La machine à cash tourne à plein régime
Au-delà du chiffre d’affaires, c’est la qualité des flux financiers qui impressionne. Les encaissements clients ont bondi de 360% sur un an pour atteindre 77,4 millions de dollars sur le trimestre. Résultat : un quatrième exercice consécutif de flux de trésorerie opérationnel positif, à 24,1 millions de dollars. La trésorerie nette, elle, dépasse les 220 millions de dollars, sans aucune dette au bilan. De quoi financer sereinement les investissements à venir — notamment plus de 70 millions de dollars par an consacrés à la recherche et développement.
Le virage logiciel s’accélère
Si le hardware reste le moteur principal de l’activité, la transformation vers le logiciel prend une ampleur nouvelle. Les revenus SaaS (Software-as-a-Service) ont bondi de 205% à 5,1 millions de dollars australiens au premier trimestre. Ils représentent désormais près de 7% du chiffre d’affaires total, mais surtout 13% des revenus fermes déjà engagés pour l’exercice. L’objectif est clair : porter cette part à un tiers des recettes d’ici 2030, contre 30% initialement annoncé. Un cap qui promet des marges plus élevées et une meilleure visibilité sur les revenus futurs.
Des commandes qui parlent d’elles-mêmes
Les carnets de commandes se remplissent à un rythme effréné.
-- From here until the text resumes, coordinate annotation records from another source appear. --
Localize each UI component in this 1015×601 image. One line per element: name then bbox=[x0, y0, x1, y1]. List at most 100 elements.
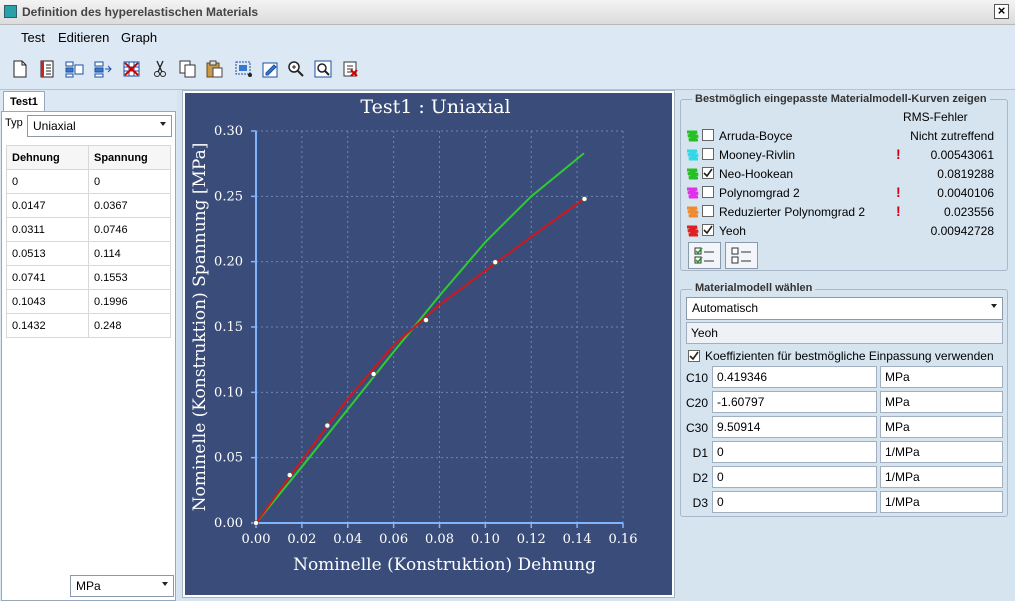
model-label: Polynomgrad 2 bbox=[719, 186, 800, 200]
coefficient-value[interactable]: 0.419346 bbox=[712, 366, 877, 388]
coefficient-value[interactable]: 0 bbox=[712, 441, 877, 463]
rms-value: 0.0819288 bbox=[937, 167, 994, 181]
model-checkbox[interactable] bbox=[702, 129, 714, 141]
check-all-icon bbox=[694, 247, 714, 264]
model-label: Reduzierter Polynomgrad 2 bbox=[719, 205, 866, 219]
cut-button[interactable] bbox=[150, 59, 170, 79]
model-checkbox[interactable] bbox=[702, 224, 714, 236]
select-all-button[interactable] bbox=[234, 59, 254, 79]
coefficient-label: C10 bbox=[686, 371, 709, 385]
zoom-in-button[interactable] bbox=[286, 59, 306, 79]
data-point[interactable] bbox=[286, 472, 293, 479]
menu-graph[interactable]: Graph bbox=[121, 30, 157, 45]
fit-group-title: Bestmöglich eingepasste Materialmodell-K… bbox=[692, 93, 990, 105]
best-fit-checkbox[interactable] bbox=[688, 350, 700, 362]
coefficient-value[interactable]: -1.60797 bbox=[712, 391, 877, 413]
insert-row-icon bbox=[65, 61, 84, 78]
window-title: Definition des hyperelastischen Material… bbox=[22, 5, 259, 19]
unit-select[interactable]: MPa bbox=[70, 575, 174, 597]
copy-button[interactable] bbox=[178, 59, 198, 79]
table-row: 0.0147 0.0367 bbox=[6, 193, 171, 218]
chevron-down-icon bbox=[160, 122, 166, 126]
typ-value: Uniaxial bbox=[33, 119, 76, 133]
paste-button[interactable] bbox=[205, 59, 225, 79]
model-checkbox[interactable] bbox=[702, 186, 714, 198]
curve-color-icon bbox=[687, 168, 699, 180]
edit-button[interactable] bbox=[261, 59, 281, 79]
check-all-button[interactable] bbox=[688, 242, 721, 269]
menu-editieren[interactable]: Editieren bbox=[58, 30, 109, 45]
chevron-down-icon bbox=[991, 304, 997, 308]
tab-test1[interactable]: Test1 bbox=[3, 91, 45, 111]
model-row: Yeoh 0.00942728 bbox=[686, 222, 1004, 241]
edit-icon bbox=[262, 62, 278, 78]
rms-value: Nicht zutreffend bbox=[910, 129, 994, 143]
coefficient-row: C30 9.50914 MPa bbox=[684, 416, 1004, 440]
table-cell[interactable]: 0.0311 bbox=[6, 217, 89, 242]
stress-strain-chart[interactable]: Test1 : Uniaxial 0.00 0.02 0.04 0.06 0.08 0.10… bbox=[183, 91, 674, 597]
menu-test[interactable]: Test bbox=[21, 30, 45, 45]
table-cell[interactable]: 0.1553 bbox=[88, 265, 171, 290]
table-cell[interactable]: 0.248 bbox=[88, 313, 171, 338]
table-cell[interactable]: 0.1996 bbox=[88, 289, 171, 314]
table-cell[interactable]: 0.0741 bbox=[6, 265, 89, 290]
model-checkbox[interactable] bbox=[702, 167, 714, 179]
coefficient-unit: MPa bbox=[880, 391, 1003, 413]
model-checkbox[interactable] bbox=[702, 205, 714, 217]
coefficient-row: C10 0.419346 MPa bbox=[684, 366, 1004, 390]
zoom-fit-icon bbox=[314, 60, 332, 78]
coefficient-value[interactable]: 9.50914 bbox=[712, 416, 877, 438]
close-button[interactable]: × bbox=[994, 4, 1009, 19]
typ-select[interactable]: Uniaxial bbox=[27, 115, 172, 137]
y-tick-label: 0.00 bbox=[214, 516, 243, 531]
table-cell[interactable]: 0.114 bbox=[88, 241, 171, 266]
table-row: 0.1043 0.1996 bbox=[6, 289, 171, 314]
table-cell[interactable]: 0.0513 bbox=[6, 241, 89, 266]
cut-icon bbox=[154, 60, 166, 77]
coefficient-row: D2 0 1/MPa bbox=[684, 466, 1004, 490]
coefficient-value[interactable]: 0 bbox=[712, 491, 877, 513]
data-point[interactable] bbox=[253, 519, 260, 526]
model-field: Yeoh bbox=[686, 322, 1003, 344]
rms-value: 0.023556 bbox=[943, 205, 994, 219]
column-header[interactable]: Spannung bbox=[88, 145, 171, 170]
data-point[interactable] bbox=[492, 259, 499, 266]
x-tick-label: 0.10 bbox=[471, 532, 500, 547]
uncheck-all-button[interactable] bbox=[725, 242, 758, 269]
table-cell[interactable]: 0 bbox=[88, 169, 171, 194]
rms-header: RMS-Fehler bbox=[903, 110, 968, 124]
table-row: 0.0513 0.114 bbox=[6, 241, 171, 266]
toolbar bbox=[0, 49, 1015, 90]
table-row: 0.0311 0.0746 bbox=[6, 217, 171, 242]
table-cell[interactable]: 0.0367 bbox=[88, 193, 171, 218]
curve-color-icon bbox=[687, 187, 699, 199]
coefficient-value[interactable]: 0 bbox=[712, 466, 877, 488]
data-point[interactable] bbox=[324, 422, 331, 429]
unit-value: MPa bbox=[76, 579, 101, 593]
table-button[interactable] bbox=[37, 59, 57, 79]
data-point[interactable] bbox=[370, 371, 377, 378]
insert-row-button[interactable] bbox=[65, 59, 85, 79]
clear-button[interactable] bbox=[341, 59, 361, 79]
table-cell[interactable]: 0.0746 bbox=[88, 217, 171, 242]
table-cell[interactable]: 0.0147 bbox=[6, 193, 89, 218]
coefficient-row: D3 0 1/MPa bbox=[684, 491, 1004, 515]
table-cell[interactable]: 0.1043 bbox=[6, 289, 89, 314]
table-cell[interactable]: 0 bbox=[6, 169, 89, 194]
delete-button[interactable] bbox=[122, 59, 142, 79]
table-cell[interactable]: 0.1432 bbox=[6, 313, 89, 338]
chevron-down-icon bbox=[162, 582, 168, 586]
column-header[interactable]: Dehnung bbox=[6, 145, 89, 170]
table-icon bbox=[40, 60, 54, 78]
data-point[interactable] bbox=[581, 195, 588, 202]
append-row-button[interactable] bbox=[94, 59, 114, 79]
rms-value: 0.00543061 bbox=[930, 148, 994, 162]
x-tick-label: 0.08 bbox=[425, 532, 454, 547]
coefficient-label: C20 bbox=[686, 396, 709, 410]
model-checkbox[interactable] bbox=[702, 148, 714, 160]
mode-select[interactable]: Automatisch bbox=[686, 297, 1003, 320]
data-point[interactable] bbox=[422, 317, 429, 324]
new-button[interactable] bbox=[10, 59, 30, 79]
zoom-in-icon bbox=[288, 61, 304, 77]
zoom-fit-button[interactable] bbox=[313, 59, 333, 79]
Les revenus déjà sécurisés pour 2026 atteignent 154,8 millions de dollars, contre 94,4 millions à la même période l’an dernier. La pipeline commerciale mondiale compte 312 projets actifs pour un volume total de 2,2 milliards de dollars. L’Europe et le Royaume-Uni constituent le principal marché cible.
Parmi les contrats récents, DroneShield a décroché une commande liée à la Coupe du monde de football de la FIFA, sans en préciser le montant. Un signal fort de la pertinence de ses solutions dans le contexte des grands événements internationaux.
Cap sur une capacité industrielle de 900 millions
Pour soutenir cette croissance, le groupe monte en puissance sur le plan industriel. Une nouvelle usine à Sydney — baptisée Alexandria — doit porter la capacité de production annuelle à 900 millions de dollars australiens. En Europe, les premières chaînes de montage ont démarré en mars, tandis que l’assemblage aux États-Unis est attendu dans la seconde moitié de l’année. L’ambition affichée : franchir le cap du milliard de dollars de chiffre d’affaires annuel d’ici 2030.
Un rendez-vous décisif pour les actionnaires
Le 29 mai 2026, le management se présentera devant les actionnaires lors de l’assemblée générale. Pour la première fois, la nouvelle équipe dirigeante pourra être interrogée sur sa stratégie — en particulier sur la montée en puissance des revenus récurrents et l’expansion industrielle. Bell Potter, de son côté, maintient son objectif de cours à 4,80 dollars australiens avec une recommandation d’achat, estimant que la dynamique actuelle dépasse les prévisions déjà relevées.
Reste à savoir si le marché, qui semble pour l’instant faire la fine bouche, finira par aligner son verdict sur les performances opérationnelles.